Open mrshirts opened 4 years ago
OK, the issue is that setting verbose sends the desired text to logger.info, but doesn't actually print it. Presumably, if one sets verbose, one wants that info to be printed out in some way, but right now, it's getting lost. @jaimergp , suggestions for sending that information to where the user can see it?
The logging
module works on the assumption that emission of messages is decoupled of delivery. In this decoupling, libraries are only emitters, and it's up to the applications to configure how to deliver the message. So the user needs to configure logging
to print stuff if they want to (usually, logging.basicConfig()
is enough).
Since pymbar
is a library, does it make sense for us to configure the verbosity? Do we have an CLI entry point? We can configure logging
globally with some settings (e.g. with a singleton like pymbar.settings.verbose = True
, but in principle we shouldn't.
That's why all these if verbose:
checks do not make much sense in our case. We can (and should) leave all the logger.{info,debug,warn,error}
calls unchecked and, if anything, configure the verbosity at a global level.
So what would your suggestion be to have the code perform how people would expect, that if they give a verbosity argument, it increases the amount of information out? What hierarchy of flags to use? Where and when to send the output out (right now, most of the output occurs near the data that is being generated).
Ideally, there would be no verbose
flag at the function/class level. Users are expected to set the logging level in their scripts if desired.
import logging
logging.basicConfig(level=logging.DEBUG)
# proceed with your pymbar calling code
To transition from the current approach, last version of pymbar 3 should include a deprecation warning for verbose=True
:
>>> some_result = some_function(verbose=True)
DeprecationWarning("Pymbar v4.0+ will use `logging` for debug, informative reports and warnings. To increase output verbosity in the future, please use `logging.basicConfig(level=logging.<DESIREDLEVEL>)` in your scripts")
IIRC, there's a context manager you can use for temporary verbosity increase. The main idea is that emission/delivery are uncoupled in terms of responsibility, but it still happens synchronously if you want to. There's more info here (check the "Using handlers" section).
I'm OK with that. However, note that a lot of people (including me) are operating in the "UNIX command" mentality, where you trigger a flag to increase verbosity. Adding functionality doesn't always improve user experience as one would like if people are not used to using the functionality.
So it will have to really be well documented that one does this, and the default level should probably be verbose on, with maybe a command itself telling people how to adjust the verbosity (i.e., we set the default level, and tell them how to change it).
Yes, I totally agree. Those "app-level" flags can still be set up internally with the context manager if necessary. That's why I have been added all those "ideally". I understand it's a big change for the end user who just wants some stuff printed to stdout.
I'll try to come up with a design that addresses all of our concerns. Now that we have logging, all the configuration possibilities are there. We just need to agree on the best default config for our use case (which should be as close to the pymbar3 behavior as possible).
Now that the PMF reformatting is in, we are getting closer to getting something that can be pymbar 4.0. @jaimergp, do you have a suggested design here for the context manager in terms of app-level flags to print expected output from the logger?

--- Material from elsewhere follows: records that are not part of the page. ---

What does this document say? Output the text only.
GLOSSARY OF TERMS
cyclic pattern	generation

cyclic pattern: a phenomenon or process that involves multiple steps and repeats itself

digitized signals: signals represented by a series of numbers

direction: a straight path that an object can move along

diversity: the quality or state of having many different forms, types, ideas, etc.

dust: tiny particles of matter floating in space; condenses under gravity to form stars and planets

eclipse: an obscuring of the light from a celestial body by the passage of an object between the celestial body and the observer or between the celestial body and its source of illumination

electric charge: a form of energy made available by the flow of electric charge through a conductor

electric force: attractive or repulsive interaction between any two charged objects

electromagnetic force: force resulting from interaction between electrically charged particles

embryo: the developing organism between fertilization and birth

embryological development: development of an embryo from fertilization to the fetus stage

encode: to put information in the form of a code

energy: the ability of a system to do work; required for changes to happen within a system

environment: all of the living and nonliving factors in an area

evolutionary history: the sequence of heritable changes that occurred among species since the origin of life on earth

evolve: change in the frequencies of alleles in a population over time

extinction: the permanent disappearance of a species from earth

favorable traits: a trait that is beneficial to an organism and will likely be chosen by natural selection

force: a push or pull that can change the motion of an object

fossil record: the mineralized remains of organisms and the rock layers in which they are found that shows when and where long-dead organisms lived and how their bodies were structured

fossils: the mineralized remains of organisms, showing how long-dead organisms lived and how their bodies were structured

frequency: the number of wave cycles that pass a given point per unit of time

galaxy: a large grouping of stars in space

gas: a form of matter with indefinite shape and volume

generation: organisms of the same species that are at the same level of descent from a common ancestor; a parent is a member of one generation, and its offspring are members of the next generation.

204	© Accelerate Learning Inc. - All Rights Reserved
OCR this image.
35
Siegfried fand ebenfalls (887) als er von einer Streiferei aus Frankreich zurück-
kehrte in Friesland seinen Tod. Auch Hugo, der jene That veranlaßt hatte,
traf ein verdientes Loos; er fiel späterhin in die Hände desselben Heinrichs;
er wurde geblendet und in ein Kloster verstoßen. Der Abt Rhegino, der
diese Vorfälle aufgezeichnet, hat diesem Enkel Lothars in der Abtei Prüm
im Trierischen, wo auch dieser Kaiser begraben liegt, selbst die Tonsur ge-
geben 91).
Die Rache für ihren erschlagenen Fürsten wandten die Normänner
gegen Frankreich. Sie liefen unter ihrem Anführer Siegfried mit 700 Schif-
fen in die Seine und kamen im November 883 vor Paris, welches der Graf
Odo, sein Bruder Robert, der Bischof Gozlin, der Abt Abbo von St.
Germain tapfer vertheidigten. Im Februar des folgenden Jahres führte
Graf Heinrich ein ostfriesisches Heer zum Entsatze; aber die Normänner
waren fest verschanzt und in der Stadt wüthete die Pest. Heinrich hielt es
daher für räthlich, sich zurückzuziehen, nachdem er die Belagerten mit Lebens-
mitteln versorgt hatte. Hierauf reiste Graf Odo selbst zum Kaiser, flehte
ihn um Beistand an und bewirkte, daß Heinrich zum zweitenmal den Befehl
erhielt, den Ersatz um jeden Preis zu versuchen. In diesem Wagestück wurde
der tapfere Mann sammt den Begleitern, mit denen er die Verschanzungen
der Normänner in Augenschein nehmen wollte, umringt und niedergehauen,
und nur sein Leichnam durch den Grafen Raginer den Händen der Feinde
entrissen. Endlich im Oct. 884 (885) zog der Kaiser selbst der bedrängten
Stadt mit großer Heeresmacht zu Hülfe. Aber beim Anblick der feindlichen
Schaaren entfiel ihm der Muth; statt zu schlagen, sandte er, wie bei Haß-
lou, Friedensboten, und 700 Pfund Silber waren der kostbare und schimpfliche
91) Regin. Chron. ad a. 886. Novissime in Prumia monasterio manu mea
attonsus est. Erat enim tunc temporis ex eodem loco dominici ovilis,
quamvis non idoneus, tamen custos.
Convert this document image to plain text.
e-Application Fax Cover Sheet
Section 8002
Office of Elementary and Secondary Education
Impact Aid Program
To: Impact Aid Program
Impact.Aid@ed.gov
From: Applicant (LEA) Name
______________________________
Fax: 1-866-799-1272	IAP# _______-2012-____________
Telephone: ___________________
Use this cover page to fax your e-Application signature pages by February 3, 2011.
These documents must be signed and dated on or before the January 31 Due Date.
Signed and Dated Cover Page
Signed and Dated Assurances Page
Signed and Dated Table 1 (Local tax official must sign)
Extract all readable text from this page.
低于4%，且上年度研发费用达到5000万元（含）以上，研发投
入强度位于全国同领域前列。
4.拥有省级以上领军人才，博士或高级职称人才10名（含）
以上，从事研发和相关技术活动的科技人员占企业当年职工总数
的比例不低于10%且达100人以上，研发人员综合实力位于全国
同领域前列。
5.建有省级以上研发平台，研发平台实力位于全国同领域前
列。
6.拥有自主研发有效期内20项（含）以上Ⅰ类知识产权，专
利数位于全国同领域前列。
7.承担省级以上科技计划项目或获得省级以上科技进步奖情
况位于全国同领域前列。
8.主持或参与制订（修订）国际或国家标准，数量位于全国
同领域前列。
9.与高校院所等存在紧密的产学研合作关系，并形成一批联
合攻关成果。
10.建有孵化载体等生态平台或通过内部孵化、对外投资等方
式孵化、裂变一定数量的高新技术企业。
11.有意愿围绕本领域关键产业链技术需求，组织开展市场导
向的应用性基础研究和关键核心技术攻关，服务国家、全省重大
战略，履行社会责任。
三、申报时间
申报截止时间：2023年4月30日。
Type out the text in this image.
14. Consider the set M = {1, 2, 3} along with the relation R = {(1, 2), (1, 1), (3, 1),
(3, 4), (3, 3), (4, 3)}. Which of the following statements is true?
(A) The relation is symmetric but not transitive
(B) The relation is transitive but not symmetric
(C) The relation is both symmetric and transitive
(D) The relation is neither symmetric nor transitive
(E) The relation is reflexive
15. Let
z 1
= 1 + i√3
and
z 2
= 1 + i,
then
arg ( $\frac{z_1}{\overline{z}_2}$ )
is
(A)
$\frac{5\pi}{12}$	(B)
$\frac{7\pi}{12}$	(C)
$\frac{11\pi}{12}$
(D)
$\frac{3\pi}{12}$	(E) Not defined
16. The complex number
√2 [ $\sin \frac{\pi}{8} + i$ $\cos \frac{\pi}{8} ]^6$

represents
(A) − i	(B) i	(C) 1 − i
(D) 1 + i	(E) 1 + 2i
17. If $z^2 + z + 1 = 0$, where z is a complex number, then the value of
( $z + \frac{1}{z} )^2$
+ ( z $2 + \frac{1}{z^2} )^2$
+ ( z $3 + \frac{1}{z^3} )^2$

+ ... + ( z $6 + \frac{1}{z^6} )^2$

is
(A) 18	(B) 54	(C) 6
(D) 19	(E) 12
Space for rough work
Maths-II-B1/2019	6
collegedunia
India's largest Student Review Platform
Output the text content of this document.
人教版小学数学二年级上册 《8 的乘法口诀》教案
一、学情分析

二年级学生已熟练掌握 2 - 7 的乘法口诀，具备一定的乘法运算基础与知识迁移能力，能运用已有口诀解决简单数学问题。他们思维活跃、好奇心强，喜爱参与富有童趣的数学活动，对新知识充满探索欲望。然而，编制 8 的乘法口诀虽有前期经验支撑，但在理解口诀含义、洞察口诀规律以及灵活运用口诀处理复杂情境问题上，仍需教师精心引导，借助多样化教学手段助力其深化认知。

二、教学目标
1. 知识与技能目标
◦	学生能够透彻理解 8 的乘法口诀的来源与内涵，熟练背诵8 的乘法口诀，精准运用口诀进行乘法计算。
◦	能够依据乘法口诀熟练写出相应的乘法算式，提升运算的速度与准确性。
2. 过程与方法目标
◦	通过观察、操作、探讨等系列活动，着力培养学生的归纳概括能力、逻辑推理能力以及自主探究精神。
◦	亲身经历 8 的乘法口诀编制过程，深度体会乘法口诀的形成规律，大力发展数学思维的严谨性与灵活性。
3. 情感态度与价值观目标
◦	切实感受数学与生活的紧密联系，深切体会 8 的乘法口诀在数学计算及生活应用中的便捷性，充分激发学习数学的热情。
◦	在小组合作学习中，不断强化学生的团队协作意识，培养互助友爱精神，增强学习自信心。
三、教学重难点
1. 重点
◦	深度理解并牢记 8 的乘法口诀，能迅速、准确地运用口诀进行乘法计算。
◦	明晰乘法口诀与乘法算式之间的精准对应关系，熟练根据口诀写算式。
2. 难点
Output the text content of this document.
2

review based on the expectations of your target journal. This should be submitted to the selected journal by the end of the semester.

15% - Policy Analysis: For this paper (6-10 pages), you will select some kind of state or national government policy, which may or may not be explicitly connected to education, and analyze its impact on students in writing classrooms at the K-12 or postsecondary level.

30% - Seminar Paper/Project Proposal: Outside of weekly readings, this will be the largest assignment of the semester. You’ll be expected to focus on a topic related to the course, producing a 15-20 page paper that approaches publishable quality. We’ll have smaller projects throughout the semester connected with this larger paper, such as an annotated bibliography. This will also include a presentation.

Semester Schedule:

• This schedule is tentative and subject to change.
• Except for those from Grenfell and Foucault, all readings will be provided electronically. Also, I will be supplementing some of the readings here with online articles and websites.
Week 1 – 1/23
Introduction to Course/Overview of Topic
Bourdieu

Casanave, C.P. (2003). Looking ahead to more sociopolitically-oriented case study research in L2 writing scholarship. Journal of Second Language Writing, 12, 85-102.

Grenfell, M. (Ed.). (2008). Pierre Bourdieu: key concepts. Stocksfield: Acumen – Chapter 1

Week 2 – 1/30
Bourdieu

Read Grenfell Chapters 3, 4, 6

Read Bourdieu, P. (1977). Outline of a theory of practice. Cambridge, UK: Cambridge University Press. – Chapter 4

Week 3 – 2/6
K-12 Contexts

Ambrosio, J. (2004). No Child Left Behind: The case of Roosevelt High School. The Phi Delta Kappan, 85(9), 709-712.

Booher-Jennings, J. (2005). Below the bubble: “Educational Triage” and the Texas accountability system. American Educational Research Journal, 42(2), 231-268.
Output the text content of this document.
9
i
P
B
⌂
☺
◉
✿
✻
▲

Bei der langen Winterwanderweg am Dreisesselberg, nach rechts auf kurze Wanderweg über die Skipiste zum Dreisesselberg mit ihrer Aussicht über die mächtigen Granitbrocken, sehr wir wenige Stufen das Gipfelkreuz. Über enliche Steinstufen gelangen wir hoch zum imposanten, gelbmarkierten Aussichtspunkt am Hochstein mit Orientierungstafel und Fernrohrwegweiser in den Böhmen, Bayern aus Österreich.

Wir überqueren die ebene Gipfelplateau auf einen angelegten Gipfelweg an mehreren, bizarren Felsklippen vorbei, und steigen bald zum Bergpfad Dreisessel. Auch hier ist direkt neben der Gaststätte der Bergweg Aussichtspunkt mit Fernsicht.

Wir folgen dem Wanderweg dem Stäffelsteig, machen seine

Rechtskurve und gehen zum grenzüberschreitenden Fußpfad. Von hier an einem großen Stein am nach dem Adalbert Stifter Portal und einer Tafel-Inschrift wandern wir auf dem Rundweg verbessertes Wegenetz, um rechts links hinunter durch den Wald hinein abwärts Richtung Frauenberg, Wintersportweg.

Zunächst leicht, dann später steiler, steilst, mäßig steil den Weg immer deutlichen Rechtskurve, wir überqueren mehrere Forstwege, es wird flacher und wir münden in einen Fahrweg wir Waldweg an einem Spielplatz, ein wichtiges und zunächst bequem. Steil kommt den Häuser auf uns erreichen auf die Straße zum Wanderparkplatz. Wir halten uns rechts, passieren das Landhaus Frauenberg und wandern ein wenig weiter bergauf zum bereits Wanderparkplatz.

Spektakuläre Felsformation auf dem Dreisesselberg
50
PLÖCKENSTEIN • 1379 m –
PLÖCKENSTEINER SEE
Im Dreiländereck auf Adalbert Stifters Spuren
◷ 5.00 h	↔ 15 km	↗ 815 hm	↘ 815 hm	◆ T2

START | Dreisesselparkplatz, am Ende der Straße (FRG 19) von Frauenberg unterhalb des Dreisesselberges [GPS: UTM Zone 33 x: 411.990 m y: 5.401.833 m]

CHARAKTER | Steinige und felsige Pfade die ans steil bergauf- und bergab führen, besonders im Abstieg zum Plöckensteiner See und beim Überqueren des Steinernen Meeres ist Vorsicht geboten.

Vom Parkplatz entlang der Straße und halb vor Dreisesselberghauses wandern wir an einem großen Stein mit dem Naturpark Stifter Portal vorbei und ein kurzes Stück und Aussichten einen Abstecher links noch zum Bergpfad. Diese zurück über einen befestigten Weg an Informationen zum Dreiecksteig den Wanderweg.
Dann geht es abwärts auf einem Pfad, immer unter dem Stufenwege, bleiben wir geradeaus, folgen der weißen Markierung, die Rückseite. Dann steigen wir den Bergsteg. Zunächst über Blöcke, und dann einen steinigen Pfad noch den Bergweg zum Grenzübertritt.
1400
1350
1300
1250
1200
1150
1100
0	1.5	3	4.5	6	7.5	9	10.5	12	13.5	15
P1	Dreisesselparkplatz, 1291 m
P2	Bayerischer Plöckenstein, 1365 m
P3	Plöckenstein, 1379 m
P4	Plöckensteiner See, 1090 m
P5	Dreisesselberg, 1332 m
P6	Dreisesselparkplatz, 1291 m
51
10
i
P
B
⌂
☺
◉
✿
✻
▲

I have been thinking about this, and we might want to implement a package-level Settings
instance that can configure the logging for all pymbar
to a sensible default. Changing the value on the Settings
instance will propagate that to the logger automatically.
With respect to the context manager for the verbose
flag, we could provide something like this.
I can try to implement this next week, if that's ok?
I'll defer to you on what makes the most sense and is most maintainable going forward.
Check #391 !
Doesn't appear to be printing out much anymore when verbose=True is set.